Esas necesidades las entendieron muy bien los empresarios, que desarrollaron en México las compañías circenses desde la segunda mitad del siglo XIX. Siendo el circo uno de los espectáculos más accesibles tanto para ricos como para el resto de la población económicamente menos solvente.
El circo de los hermanos Orrín se instaló por primera vez en la plazuela de la calle Seminario en 1883, contaba entre sus múltiples atractivos con un camello, jinetes y trapecistas, con saltos mortales, malabarismos y personas que salían disparadas por un cañón de verdad.

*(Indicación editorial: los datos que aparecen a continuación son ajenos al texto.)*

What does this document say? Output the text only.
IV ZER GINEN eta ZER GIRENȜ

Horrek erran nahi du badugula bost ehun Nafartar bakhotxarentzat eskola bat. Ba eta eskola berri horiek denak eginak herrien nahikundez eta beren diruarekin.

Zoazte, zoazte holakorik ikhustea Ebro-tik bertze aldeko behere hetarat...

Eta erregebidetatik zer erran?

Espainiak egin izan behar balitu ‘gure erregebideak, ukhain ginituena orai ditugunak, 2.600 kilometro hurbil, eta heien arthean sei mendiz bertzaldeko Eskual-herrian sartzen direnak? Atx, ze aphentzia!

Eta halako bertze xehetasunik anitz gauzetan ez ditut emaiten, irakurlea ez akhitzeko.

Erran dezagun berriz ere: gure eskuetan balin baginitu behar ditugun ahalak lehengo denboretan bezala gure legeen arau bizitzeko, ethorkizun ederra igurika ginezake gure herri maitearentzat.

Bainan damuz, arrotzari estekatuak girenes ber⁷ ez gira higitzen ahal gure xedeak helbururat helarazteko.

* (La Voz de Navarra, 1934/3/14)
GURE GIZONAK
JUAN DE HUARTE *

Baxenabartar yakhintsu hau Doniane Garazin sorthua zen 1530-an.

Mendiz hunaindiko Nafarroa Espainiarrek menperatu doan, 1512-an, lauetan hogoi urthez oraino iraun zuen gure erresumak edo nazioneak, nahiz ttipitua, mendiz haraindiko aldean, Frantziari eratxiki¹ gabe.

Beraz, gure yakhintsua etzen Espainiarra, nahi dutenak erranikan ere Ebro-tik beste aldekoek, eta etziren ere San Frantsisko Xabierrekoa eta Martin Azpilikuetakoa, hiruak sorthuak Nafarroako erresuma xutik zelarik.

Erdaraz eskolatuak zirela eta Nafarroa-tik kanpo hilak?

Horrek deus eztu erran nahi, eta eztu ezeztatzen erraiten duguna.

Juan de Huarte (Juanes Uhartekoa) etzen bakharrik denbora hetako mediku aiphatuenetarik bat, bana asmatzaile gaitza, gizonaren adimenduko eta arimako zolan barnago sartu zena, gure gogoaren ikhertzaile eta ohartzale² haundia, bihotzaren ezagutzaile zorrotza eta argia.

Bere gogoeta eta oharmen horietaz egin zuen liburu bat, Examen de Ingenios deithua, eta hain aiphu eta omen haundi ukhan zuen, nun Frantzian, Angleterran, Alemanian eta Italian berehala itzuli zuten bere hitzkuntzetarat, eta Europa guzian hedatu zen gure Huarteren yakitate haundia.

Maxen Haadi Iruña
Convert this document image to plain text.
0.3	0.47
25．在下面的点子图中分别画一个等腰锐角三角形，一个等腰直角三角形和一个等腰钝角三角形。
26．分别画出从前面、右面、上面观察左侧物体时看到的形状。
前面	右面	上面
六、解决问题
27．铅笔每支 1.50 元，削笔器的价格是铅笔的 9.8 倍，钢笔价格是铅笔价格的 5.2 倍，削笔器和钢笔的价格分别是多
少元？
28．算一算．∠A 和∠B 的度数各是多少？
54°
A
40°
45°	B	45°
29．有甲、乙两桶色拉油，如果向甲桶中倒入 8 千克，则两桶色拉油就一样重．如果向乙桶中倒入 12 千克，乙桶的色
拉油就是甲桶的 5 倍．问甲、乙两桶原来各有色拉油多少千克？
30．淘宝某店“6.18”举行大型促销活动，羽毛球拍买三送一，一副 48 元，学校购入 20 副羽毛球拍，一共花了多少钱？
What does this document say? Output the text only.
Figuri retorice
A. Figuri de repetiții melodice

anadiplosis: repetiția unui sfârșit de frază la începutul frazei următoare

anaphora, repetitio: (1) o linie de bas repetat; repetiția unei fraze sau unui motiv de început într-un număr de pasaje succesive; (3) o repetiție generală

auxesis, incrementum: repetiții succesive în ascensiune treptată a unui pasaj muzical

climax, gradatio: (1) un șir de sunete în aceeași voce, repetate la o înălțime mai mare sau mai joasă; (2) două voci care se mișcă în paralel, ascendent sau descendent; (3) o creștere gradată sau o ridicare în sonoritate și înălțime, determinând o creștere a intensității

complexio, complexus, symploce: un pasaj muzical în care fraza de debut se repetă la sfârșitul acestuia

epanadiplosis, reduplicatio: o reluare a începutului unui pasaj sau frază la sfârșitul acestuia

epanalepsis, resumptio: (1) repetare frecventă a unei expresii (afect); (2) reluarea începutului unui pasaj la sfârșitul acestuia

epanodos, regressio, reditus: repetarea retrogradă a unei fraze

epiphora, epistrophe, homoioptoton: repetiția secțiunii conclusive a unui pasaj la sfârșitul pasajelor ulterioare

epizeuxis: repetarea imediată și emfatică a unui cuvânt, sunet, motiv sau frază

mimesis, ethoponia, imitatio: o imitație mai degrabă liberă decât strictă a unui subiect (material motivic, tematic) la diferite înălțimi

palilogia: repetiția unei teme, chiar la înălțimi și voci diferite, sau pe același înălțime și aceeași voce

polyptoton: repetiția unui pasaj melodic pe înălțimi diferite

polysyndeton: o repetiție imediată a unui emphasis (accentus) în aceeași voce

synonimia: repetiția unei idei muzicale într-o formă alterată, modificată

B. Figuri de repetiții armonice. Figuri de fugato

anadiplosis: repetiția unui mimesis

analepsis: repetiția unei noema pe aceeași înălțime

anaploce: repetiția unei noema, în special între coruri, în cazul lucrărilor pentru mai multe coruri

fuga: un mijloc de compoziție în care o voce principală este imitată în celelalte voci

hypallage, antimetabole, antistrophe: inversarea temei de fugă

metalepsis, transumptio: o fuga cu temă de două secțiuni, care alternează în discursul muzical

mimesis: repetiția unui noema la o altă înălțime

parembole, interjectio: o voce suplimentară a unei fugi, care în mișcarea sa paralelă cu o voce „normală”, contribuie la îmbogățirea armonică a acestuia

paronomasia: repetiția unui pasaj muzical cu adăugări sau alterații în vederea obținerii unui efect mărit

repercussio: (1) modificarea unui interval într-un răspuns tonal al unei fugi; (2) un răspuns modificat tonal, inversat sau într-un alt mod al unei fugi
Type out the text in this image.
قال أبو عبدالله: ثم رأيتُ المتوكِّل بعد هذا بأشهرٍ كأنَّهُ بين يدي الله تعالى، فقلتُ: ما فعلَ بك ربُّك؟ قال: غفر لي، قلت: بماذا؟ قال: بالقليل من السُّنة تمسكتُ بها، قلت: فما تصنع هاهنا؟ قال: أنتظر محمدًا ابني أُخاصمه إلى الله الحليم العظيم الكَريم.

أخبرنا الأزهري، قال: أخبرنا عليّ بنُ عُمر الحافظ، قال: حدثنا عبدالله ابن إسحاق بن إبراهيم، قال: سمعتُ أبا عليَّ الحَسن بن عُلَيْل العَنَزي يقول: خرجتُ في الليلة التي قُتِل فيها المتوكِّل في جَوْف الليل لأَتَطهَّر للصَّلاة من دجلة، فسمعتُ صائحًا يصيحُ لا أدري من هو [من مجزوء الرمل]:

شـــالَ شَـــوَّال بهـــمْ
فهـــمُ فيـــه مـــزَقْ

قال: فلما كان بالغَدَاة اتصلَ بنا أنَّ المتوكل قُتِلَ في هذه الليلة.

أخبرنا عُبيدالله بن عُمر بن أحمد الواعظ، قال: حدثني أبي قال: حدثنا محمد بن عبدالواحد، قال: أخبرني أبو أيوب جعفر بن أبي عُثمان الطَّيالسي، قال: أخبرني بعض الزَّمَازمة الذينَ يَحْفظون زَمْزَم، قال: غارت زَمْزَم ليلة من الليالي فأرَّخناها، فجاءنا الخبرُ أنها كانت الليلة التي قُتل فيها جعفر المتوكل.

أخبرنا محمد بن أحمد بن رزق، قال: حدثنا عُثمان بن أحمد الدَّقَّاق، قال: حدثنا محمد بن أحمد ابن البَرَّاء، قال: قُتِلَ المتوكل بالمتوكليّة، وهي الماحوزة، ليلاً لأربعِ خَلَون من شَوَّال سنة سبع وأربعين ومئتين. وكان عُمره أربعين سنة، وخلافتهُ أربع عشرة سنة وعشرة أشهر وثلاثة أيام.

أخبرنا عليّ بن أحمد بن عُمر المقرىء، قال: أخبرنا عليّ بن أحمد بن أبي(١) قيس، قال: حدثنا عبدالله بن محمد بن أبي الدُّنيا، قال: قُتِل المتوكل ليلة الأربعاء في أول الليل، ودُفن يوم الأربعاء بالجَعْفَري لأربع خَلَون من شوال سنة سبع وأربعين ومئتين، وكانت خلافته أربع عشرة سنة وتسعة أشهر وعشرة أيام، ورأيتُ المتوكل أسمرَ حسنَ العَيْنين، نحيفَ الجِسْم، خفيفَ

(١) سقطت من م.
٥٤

Pero la figura principal fue Richard Bell, un clown profesional desde que tenía 17 años y que no sólo se enharinaba la cara, sino que utilizaba pintura de verdad, dibujaba lágrimas en sus ojos y remarcaba de rojo su boca, vestía elegantemente con ropas confeccionadas por su esposa utilizadas en cada acto, donde empleaba instrumentos fabricados por él mismo.
Bell transformó la figura de los payasos en México, haciendo del reír un arte. Se dice que el propio Porfirio Díaz disfrutaba de su amistad e ingenio, tal vez fue el único que logró que el presidente riera a carcajadas durante sus funciones.
El señor Bell era un inglés muy culto por su afición a la lectura, lo que le permitió estar a la vanguardia de las puestas en escena en Nueva York y Europa, mismas que se representaron por primera vez en México: La Cenicienta, Aladino y la lámpara maravillosa y La acuática, para la que se utilizó un estanque con 50 mil litros de agua.
En definitiva Richard Bell fue un promotor y Fan de la Cultura.